Glas Javnosti, Belgrade, Yugoslavia
January 6, 2001
Lack of rain, electricity also blamed on NATO bombers
"Angel of mercy" tears up the skies over Balkans

"Weather changes in the Balkans have just begun. To blame for the severity of the present drought is depleted uranium which tore up the electromagnetic protective belt above Serbia, claims engineer Milan Stevancevic"

Since the bombing of 1999 the electromagnetic field above the Balkans looks like a sieve full of holes. Through the moved apart lines of the magnetic field, powerful energy from solar radiation has begun to filter due to which almost all of Europe is suffering in different ways. While we have an artificially produced drought, Western and Eastern Europe are getting the rain "meant" for us and with it - flooding.

From the direction of Libya on December 28 of last year enormous wet air masses arrived in the Balkans. To the tremendous surprise of the experts, something unprecedented occurred; over Kosovo these wet air masses separated into eastern and somewhat weaker western cloud formations, leaving Kosovo and the land all the way to Belgrade with very few clouds.
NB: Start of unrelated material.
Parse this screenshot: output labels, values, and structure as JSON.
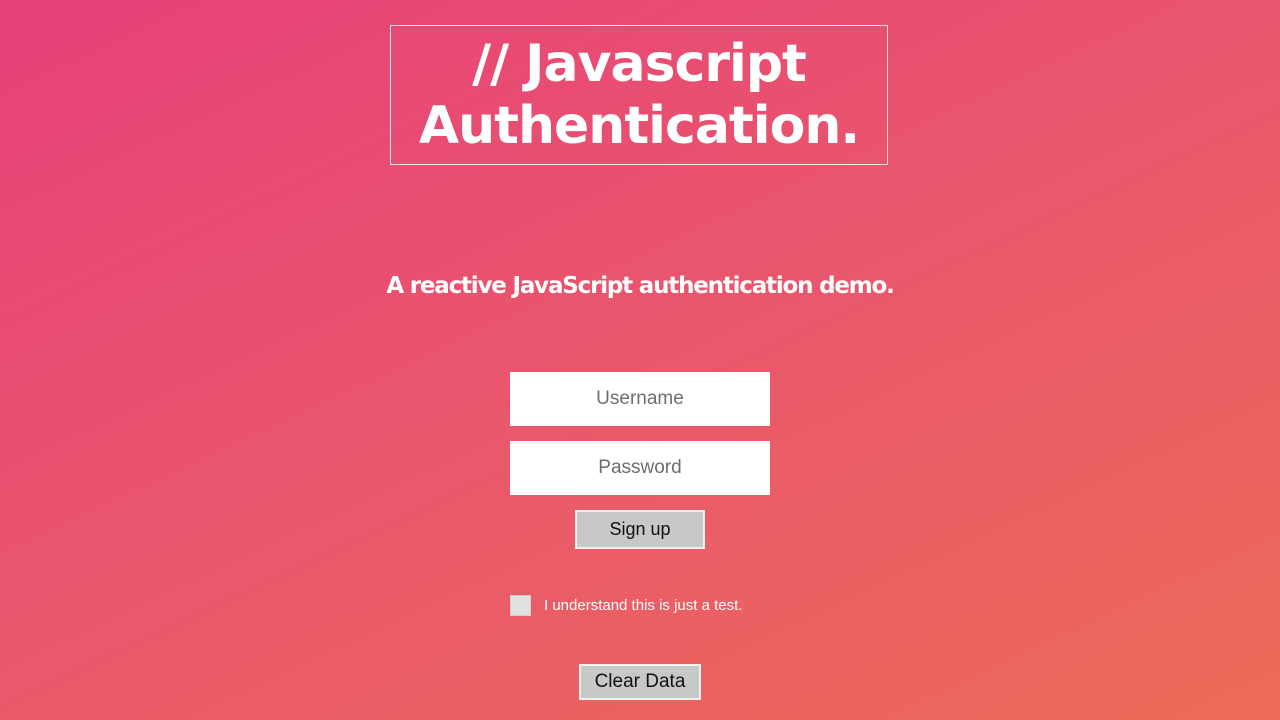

"The area from Kosovo to Novi Sad was neatly circumvented by the large storm clouds like a river going around a river island. Rainfall was significantly less than expected. It takes a lot of energy in order to deflect cloud formations bearing millions of tons of water.
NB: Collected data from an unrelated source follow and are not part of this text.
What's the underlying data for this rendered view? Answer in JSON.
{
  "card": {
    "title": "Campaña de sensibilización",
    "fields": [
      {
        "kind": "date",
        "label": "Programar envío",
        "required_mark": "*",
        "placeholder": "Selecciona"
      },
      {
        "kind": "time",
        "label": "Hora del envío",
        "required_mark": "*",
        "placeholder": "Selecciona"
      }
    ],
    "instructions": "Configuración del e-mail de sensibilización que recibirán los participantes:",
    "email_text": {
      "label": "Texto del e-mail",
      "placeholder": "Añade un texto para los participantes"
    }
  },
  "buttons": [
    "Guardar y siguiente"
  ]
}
"This cloud movement was repeated on December 31 when in the evening hours an entire cloud formation, upon arriving above Kosovo, headed to the east, again leaving the area from Kosovo to Novi Sad without a drop of rain. And these were enormous wet air masses which in the east of Kosovo brought as much as 200 mm of rain per square meter."
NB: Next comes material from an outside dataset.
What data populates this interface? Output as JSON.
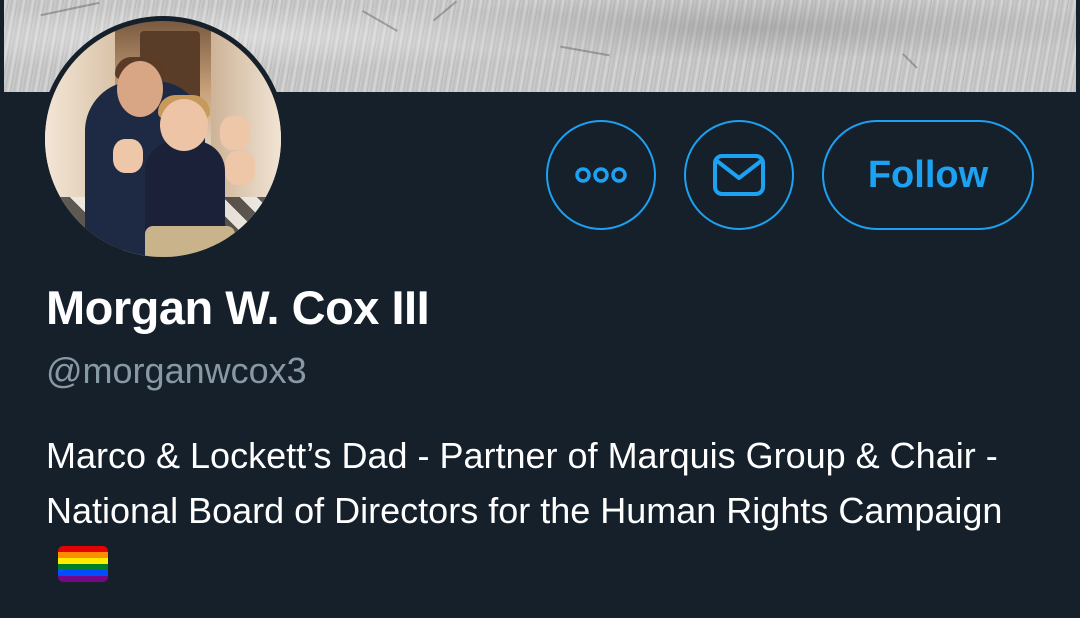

During earlier months it would happen that the rains would circumvent our country south of Kosovo but it was never this apparent. The weather situation on January 1, 2001 clearly showed that there were no large cloud formations above Serbia; everything went east."

Apparently the energy from the depleted uranium which NATO bombed "sowed" throughout Serbia is maintaining a disturbance in the magnetic field this long. The precipitation which Serbia "received" during the past few days at first may appear to represent a great improvement but at the same time engineer Milan Stevancevic warns that weather changes have just begun.

"If we take into account the half-life of depleted uranium which is measured in the billion of years, chances are great that the state of drought which Serbia is presently experiencing will continue. And what is worst of all, with high temperatures, a lack of rain means that lack of drinking water, irrigation water and electricity is something we should count on for a long time," claims engineer Stevancevic.